Thursday, November 17, 2005

Conspiracies in the Bush Administration

Allegations of conspiracy abound. A few of them are real. A major one that no one talks about is the conspiracy of politicians and the people against good policy and common sense.

People want greater benefits and lower taxes for themselves. Politicians want to get elected. How do you get elected? By telling people what they want to hear and giving them what they want. It is a marvelous arrangement.

So we get lower taxes, especially for the rich, who can unduly influence the Congress. They especially get what they want, often to the detriment of those who have only votes to pay for their goodies. The rich more than make up in dollars what they lack in ballot power.

What we don't get is good energy policy because the people want low gas prices, and the corporations want profits from making big cars, selling gas, and building highways.The politicians want votes from the people and dollars from the corporations.

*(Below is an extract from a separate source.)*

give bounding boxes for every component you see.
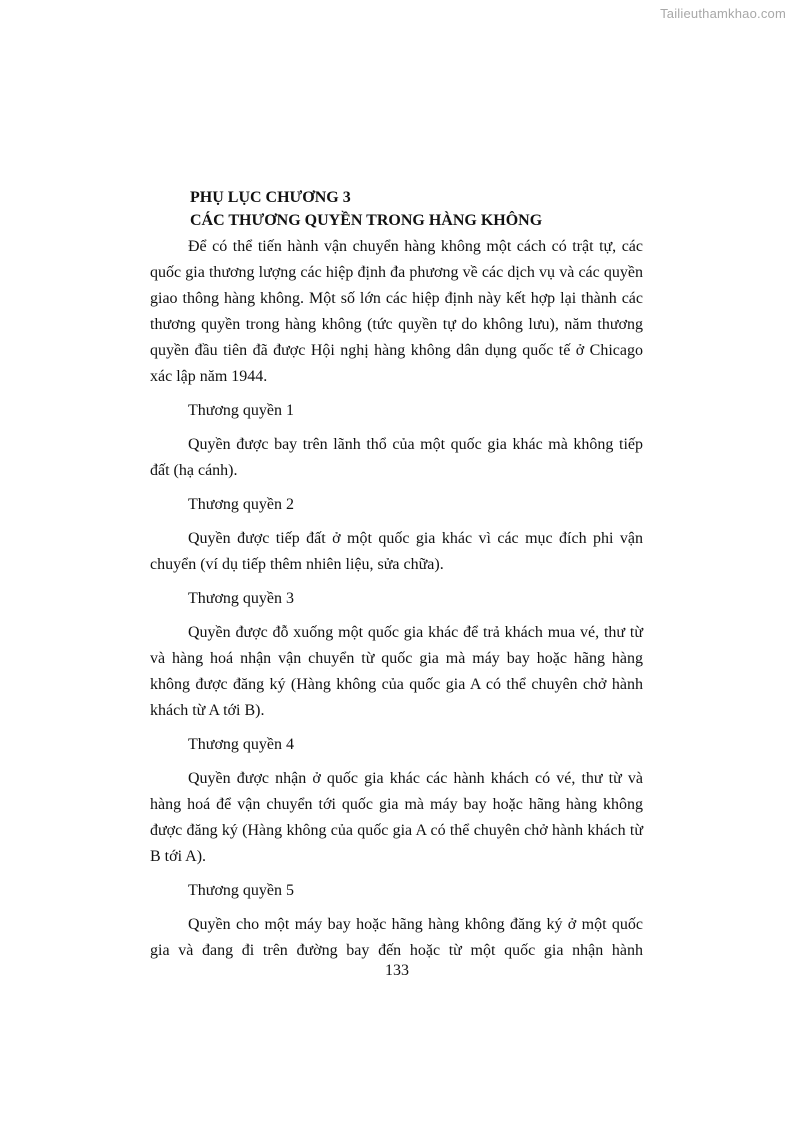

What we don't get is a reasonable tax on gas, with credits for lower income folks, that would have multiple benefits -- better fuel efficiency, funds for seeking alternative energy sources, reducing our dependence on foreign oil and degradation of the environment, money for other good purposes like health care for all, and so on.

We get bridges to nowhere along with all the other pork our good legislatures arrange by playing "you vote for mine and I'll vote for yours."

We also have sub-conspiracies of the rich and the politicians against the rest of us. So we get bad, terribly confusing Medicare coverage for drugs with subsidies for drug companies.

What we get is 45 million people without health insurance because the insurance and drug companies have sufficient influence to prevent the enactment of universal health insurance that would be much more efficient and get good care for who can't afford to pay now.

What we get is a powerful effort to get rid of the estate tax that significantly affects only the very rich.

How can this sub-conspiracy flourish when it benefits the few and hurts the many? It works because while the rich and the politicians are screwing the rest of us, enough conservative values voters among us are willing to subordinate their economic interests to their reactionary moral and cultural attitudes that many of the rich are more or less indifferent to in order to get more rich. Religious and other conservative values voters are so fearful that the culture they cherished is passing away that they are willing for the rich to fleece the masses of us in return for votes supporting traditional (recent past) ways of life.

But since benefits without taxes to support them won't work in the long run, how do the politicians get by with it? They do it by reducing or withholding benefits to the poor and putting the rest on a charge card for later generations to pay.

But isn't this too simple a picture of the political situation? Of course it is, but is there not enough truth in this oversimplification of a complex situation worth taking notice of? You bet.